In writing, it is so easy to find people who'll tell you the hard and fast rules, what you're doing wrong, things you should never do.
Usually, the people who talk the loudest accomplish the least.
I enjoyed President Obama's commencement address at Arizona State University. His main message was that people should always consider their body of work incomplete. I guess I could be fairly criticized for being a bit overly-prolific. Ghost Medicine, my debut novel, just came out last September, and I have four more novels that are ready to go (see yesterday's post).
I've written enough about those next three releases (2009, 2010, and 2011) for a while, but I hope one thing that is evident by my first four works is that I am definitely not a writer who has "branded" himself by always writing about the same situations, genres, characters that are the same, but with different names, etc.

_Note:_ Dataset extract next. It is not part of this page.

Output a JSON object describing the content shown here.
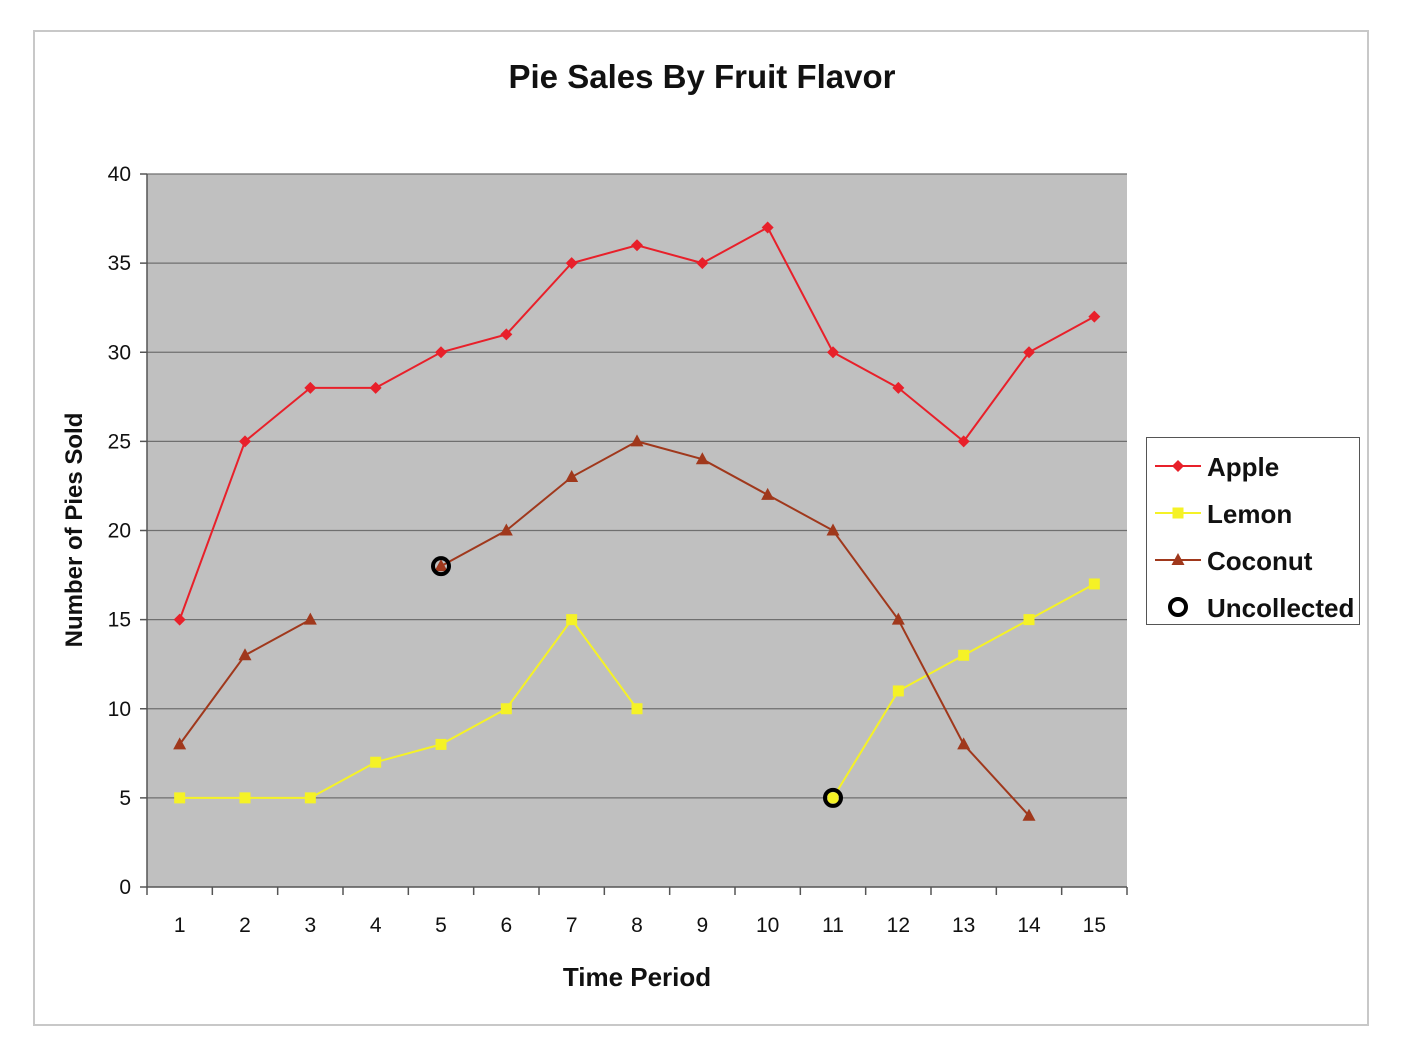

Finishing a book brings a tremendous psychological crash for me. It will inevitably hit the day after I complete my last pass through the book. That means it's going to happen to me some time in the next couple of days when I finish my final search-and-destroy sweep of things requiring expurgation from my overly-long The Marbury Lens.
Oh yeah, that's one of the things some loudmouths will tell you: don't write YA that's 100,000 words long.
I'm interested in finding out if other writers experience similar psychological crashes -- and, if so, do they manifest themselves in self-destructive or depressive behaviors?
Oh... note to loudmouths: Don't give me the as-soon-as-I-finish-a-book-I-immediately-start-working-on-my-next bullshit, because that's like asking a world-class marathoner to turn around and run the course again after he's just posted a two-hour time.
At the risk of sounding loudmouthy, if you can do that, then you haven't been running like an athlete.